Sobotnie koncerty Jerzego Połomskiego i Eleni ucieszyły przede wszystkim starszych mieszkańców stolicy powiatu.
- To są piękne piosenki, do których bardzo lubię wracać. W końcu to moja młodość – zaznaczyła Zofia Kulczyk.
Niedziela, ostatni dzień świętowania była gratką przede wszystkim dla młodzieży.
- Nawet jakby lało, to i tak nie zrezygnujemy z koncertu Pectusa! Uwielbiamy ich wszystkie piosenki – mówiły przed występem swoich idoli gimnazjalistka Danuta Świętek i uczennica podstawówki Justyna Walesic.
Teoretycznie, każdy bez względu na wiek, mógł znaleźć w programie Dni Chrzanowa coś dla siebie. Niedosyt odczuwała jednak młodzież, szczególnie ta starsza.
- Brakowało prawdziwej gwiazdy. Kogoś kto przyciągnąłby ludzi. W Libiążu zagra Dżem, a tu u nas jakiś mało znany zespół – podkreślał Paweł Folga.
- To już lepiej było dać zagrać lokalnym kapelom – dodał Paweł Rudak.
(MK)
ZOBACZ TAKŻE
Więcej zdjęć z Dni Chrzanowa
Komentarze
19 komentarzy
dziadek - podobalo Ci sie??? lo boze, to cos Ty pil?

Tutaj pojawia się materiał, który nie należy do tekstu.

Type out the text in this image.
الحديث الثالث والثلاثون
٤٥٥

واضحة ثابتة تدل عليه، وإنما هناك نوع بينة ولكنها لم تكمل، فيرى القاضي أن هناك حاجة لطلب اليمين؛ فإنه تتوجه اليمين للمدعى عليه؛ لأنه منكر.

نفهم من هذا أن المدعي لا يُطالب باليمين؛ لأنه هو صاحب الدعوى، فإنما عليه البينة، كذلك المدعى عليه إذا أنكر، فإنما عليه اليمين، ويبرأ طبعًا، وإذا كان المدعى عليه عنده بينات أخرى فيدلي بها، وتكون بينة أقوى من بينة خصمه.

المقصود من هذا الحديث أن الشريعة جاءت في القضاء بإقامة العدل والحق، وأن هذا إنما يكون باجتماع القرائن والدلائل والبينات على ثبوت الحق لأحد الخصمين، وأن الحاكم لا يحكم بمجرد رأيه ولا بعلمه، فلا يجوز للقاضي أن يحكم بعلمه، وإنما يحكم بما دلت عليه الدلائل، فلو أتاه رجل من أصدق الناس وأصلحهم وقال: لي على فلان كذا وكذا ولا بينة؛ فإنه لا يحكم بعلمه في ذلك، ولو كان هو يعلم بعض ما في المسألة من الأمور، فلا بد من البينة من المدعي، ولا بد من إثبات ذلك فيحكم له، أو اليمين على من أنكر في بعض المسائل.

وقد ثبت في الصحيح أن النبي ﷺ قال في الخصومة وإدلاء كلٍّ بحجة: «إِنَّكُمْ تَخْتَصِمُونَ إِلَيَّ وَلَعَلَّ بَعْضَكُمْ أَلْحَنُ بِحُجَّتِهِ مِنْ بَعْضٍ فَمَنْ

Mozesz nie przezywac ludzi z innych miast czy wsi ty tez byles napewno na jakiejs imprezie w innym miescie czy wsi i nikt cie nie przezywal
Dzem w Libiążu.. zaś sie zjada wszystkie "brudasy" z okolicy. szkoda gadać...
A w Alwerni KSU :)
Myślę, że mała frekwencja była spowodowana najprawdopodobniej brakiem przynajmniej jednej gwiazdy większego formatu. Ja nie byłem na Dniach Chrzanowa (nawet na chwilę) pierwszy raz od conajmniej kilkunastu lat właśnie z tego powodu. Nie wierzę, żeby na Lady Pank, Irę, Dżem etc. przyszło tylko tyle osób.
SZMIRA! ale na otarcie łez Dżem w Libiążu oraz Kukiz i Piersi, Małgorzata Ostrowska w Trzebini i za miedzą- Jaworznie- Coma :)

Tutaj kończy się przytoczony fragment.